Dungeons & Dragons popularized the depiction of bugbears as large, hairy beings that are either goblinoids or distantly related to them; they are usually chaotic evil, and may additionally have other bear-like traits such as clawed hands. Bugbears are as likely to make their homes above-ground as they are below it compared to the more subterranean goblins, and some live in loose bands of at least a dozen members. Bugbears generally arm themselves with second-hand gear, and despite seeming clumsy, they are capable of moving stealthily and quickly if the situation calls for it.
- You hear the roaring of a confused bear!

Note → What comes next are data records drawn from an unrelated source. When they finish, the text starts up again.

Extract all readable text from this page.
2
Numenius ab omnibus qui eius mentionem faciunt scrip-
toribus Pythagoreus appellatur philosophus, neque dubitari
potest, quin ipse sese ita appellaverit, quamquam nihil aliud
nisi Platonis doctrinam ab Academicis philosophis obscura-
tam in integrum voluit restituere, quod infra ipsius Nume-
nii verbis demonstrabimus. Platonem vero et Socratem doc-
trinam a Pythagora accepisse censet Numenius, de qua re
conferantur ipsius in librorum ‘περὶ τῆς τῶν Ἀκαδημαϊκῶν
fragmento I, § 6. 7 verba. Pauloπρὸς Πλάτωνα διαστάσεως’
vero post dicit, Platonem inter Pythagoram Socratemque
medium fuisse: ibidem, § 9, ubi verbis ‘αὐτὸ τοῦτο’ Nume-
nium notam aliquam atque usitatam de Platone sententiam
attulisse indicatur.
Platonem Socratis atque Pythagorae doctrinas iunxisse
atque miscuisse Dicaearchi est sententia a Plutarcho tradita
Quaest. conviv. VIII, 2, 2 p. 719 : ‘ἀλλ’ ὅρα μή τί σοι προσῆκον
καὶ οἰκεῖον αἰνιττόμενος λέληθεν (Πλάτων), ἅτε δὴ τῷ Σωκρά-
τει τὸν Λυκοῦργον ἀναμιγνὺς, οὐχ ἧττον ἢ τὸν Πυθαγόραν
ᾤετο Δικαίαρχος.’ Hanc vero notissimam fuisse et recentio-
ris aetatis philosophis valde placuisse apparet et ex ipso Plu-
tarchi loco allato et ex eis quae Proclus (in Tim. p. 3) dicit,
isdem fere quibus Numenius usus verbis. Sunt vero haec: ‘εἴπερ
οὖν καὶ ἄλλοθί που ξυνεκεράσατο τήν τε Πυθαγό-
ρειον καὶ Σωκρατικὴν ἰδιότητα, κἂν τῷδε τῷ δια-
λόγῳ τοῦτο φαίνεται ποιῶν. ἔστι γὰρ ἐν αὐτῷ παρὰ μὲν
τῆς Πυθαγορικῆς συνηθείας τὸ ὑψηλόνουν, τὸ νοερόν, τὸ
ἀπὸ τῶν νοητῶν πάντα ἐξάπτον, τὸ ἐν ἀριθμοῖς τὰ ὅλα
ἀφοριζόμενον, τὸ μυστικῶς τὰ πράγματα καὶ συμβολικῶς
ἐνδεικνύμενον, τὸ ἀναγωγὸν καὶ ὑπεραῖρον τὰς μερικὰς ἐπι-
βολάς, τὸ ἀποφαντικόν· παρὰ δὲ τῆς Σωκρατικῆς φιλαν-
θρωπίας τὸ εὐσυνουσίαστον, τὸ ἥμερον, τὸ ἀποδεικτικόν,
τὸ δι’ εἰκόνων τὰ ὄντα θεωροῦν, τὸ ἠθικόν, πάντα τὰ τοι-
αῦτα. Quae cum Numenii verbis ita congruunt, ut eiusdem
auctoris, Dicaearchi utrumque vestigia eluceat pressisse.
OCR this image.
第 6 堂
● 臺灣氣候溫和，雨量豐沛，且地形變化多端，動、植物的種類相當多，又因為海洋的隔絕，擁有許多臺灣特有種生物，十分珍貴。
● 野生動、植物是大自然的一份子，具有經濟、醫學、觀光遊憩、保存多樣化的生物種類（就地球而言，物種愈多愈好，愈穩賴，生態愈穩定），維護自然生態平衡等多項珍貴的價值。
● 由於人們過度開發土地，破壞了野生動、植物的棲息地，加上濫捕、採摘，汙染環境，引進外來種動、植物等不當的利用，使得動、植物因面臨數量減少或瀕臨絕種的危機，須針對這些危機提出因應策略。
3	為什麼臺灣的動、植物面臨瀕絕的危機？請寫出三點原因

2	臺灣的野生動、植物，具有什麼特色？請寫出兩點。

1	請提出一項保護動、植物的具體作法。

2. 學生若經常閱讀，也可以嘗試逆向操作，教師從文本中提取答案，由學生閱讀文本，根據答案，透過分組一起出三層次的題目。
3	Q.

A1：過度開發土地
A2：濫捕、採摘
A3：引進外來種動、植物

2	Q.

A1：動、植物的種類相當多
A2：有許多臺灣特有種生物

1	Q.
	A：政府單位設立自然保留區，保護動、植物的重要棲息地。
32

- An unseen bugbear got stuck in a web.
- You hear the roaring of an angry bear!
- An unseen bugbear got stuck in a bear trap.
- You howl in anger!
- You walked into a web or bear trap while polymorphed into a bugbear.
In EvilHack, bugbears are part of the orc monster class, o. Like other orcish monsters, they have poison resistance and an aversion to mithril, and share a mutual grudge with elves. Bugbears are also generated with the orcish defaults for orcish armor and weapons, and gain a +1 AC bonus for each worn piece of orcish armor.
Bugbears are relatives of goblins, although they tend to be larger and more hairy. They are aggressive carnivores and sometimes kill just for the treasure their victims may be carrying.